Niente Ru486 in farmacia, niente tuoni vaticani contro i peccati privati del Palazzo. Potrebbe essere questo lo scambio. Scambio suggerito, ipotesi di scambio fatta circolare. Contro la Ru486 la Chiesa vuole qualcosa di concreto dal governo, qualcosa che potrebbe avere la forma di un decreto che ne vieta la commercializzazione. Decreto di cui il governo comincia a parlare.
Questo proprio mentre, da settimane, l’esecutivo stava tentando di recuperare in tutti i modi nei Sacri Palazzi il consenso incrinato dagli scandali scoppiati attorno al premier Silvio Berlusconi.
Ecco quindi l’idea del decreto che “integri” la legge 194 sull’interruzione volontaria di gravidanza.
Chiarissime le parole del vescovo ciellino Luigi Negri, presidente della fondazione per la famiglia «Giovanni Paolo II» che non nasconde il «terreno di confronto» tra la spinosa questione della pillola abortiva e gli attacchi a Berlusconi sulle escort. «Secondo la più autentica tradizione della Chiesa, mille incoerenze etiche non distruggono nè il benessere, nè la libertà del popolo, invece un attacco violento contro la sacralità della vita, questo sì è un evento che devasta la nostra vita sociale».
Insomma, se arriverà il decreto, il Vaticano in qualche modo dimenticherà la vicenda D’Addario-Berlusconi.

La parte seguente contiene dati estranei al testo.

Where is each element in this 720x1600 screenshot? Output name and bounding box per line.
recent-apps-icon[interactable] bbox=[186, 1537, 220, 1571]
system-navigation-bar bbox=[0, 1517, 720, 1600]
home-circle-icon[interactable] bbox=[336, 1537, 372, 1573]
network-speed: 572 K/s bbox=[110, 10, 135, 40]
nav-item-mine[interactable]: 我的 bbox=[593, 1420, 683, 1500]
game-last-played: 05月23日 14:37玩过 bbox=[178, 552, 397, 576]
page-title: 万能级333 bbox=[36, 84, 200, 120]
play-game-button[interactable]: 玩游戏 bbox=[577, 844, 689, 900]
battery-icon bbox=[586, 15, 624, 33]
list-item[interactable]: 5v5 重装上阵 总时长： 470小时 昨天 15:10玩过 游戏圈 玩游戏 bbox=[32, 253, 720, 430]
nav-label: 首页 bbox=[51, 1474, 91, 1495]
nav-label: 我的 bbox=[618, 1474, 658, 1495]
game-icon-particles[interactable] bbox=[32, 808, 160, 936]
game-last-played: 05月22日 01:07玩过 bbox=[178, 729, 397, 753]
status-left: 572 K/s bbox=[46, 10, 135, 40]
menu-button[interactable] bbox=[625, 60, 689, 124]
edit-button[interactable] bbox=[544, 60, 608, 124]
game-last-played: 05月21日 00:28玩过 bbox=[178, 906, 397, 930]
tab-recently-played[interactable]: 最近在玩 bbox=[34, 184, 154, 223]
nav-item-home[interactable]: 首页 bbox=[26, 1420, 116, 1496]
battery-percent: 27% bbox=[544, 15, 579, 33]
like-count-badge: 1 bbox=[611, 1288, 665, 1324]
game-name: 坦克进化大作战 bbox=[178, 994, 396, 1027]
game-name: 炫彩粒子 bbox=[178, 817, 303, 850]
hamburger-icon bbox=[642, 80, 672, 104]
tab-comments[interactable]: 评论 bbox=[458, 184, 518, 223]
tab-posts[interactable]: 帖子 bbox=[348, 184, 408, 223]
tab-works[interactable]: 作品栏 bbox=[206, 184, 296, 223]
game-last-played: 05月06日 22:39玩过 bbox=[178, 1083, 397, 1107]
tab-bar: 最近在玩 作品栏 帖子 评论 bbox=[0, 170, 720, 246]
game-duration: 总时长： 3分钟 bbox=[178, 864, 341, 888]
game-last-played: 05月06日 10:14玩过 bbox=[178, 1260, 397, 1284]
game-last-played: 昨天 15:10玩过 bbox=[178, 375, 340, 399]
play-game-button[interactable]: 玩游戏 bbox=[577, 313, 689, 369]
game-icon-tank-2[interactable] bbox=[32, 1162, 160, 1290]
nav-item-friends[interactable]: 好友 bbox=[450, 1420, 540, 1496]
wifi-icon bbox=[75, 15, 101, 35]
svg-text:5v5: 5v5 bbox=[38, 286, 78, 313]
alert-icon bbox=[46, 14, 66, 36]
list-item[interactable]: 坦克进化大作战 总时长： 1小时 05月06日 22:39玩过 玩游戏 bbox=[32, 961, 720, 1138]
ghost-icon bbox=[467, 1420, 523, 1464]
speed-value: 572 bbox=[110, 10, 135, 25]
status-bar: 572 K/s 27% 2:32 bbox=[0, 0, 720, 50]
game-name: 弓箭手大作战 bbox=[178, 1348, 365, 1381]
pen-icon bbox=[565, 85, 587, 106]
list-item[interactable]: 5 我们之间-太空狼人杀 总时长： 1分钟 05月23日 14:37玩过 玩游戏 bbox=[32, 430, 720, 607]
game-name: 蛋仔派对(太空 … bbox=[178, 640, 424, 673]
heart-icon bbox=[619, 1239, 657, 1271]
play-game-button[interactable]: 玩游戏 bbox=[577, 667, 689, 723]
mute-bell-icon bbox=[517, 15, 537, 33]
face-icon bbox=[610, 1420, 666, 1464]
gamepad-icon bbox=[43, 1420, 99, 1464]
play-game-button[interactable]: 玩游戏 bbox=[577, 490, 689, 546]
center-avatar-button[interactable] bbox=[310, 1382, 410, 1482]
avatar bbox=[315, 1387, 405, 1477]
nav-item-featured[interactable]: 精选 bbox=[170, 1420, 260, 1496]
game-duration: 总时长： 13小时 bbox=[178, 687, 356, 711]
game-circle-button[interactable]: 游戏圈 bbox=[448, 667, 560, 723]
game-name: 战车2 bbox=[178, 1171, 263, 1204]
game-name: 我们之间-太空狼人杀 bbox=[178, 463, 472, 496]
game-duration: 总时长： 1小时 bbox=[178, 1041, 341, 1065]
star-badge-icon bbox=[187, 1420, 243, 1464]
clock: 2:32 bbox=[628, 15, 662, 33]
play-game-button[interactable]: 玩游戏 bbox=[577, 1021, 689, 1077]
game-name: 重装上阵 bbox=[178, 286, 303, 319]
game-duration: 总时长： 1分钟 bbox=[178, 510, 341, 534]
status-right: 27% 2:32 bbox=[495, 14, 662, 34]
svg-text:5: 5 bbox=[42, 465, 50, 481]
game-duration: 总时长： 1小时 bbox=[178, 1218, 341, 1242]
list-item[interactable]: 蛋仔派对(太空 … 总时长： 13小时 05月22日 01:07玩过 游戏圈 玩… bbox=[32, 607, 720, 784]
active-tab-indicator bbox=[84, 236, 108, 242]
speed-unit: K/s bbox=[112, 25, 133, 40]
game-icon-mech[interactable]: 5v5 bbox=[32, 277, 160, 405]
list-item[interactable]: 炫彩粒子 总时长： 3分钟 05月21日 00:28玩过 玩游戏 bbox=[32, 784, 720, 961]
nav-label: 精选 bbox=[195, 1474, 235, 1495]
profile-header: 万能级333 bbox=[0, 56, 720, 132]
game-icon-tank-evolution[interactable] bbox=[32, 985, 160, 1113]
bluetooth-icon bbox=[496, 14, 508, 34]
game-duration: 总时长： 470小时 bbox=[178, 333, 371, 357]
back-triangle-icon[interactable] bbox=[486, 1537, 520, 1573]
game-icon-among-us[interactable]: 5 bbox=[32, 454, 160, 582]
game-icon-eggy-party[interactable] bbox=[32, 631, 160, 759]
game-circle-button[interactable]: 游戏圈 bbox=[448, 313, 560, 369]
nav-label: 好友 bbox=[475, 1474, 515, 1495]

E’ ancora fresca di stampa la questione se la Chiesa sulla eticità pubblico-privata del premier abbia parlato in maniera sufficientemente chiara o no. Questione posta su L’Avvenire, quotidiano dei vescovi, cui lo stesso giornale ha dato risposta positiva: sì, è stato detto quanto basta. Ma qual è la misura di quanto basta, come si calcola? Vito Mancuso su Repubblica offre un metro per misurare: l’ampiezza e la forza degli interventi cattolici sulla Ru486. Se questo è il metro, misura Mancuso, la sproporzione è evidente.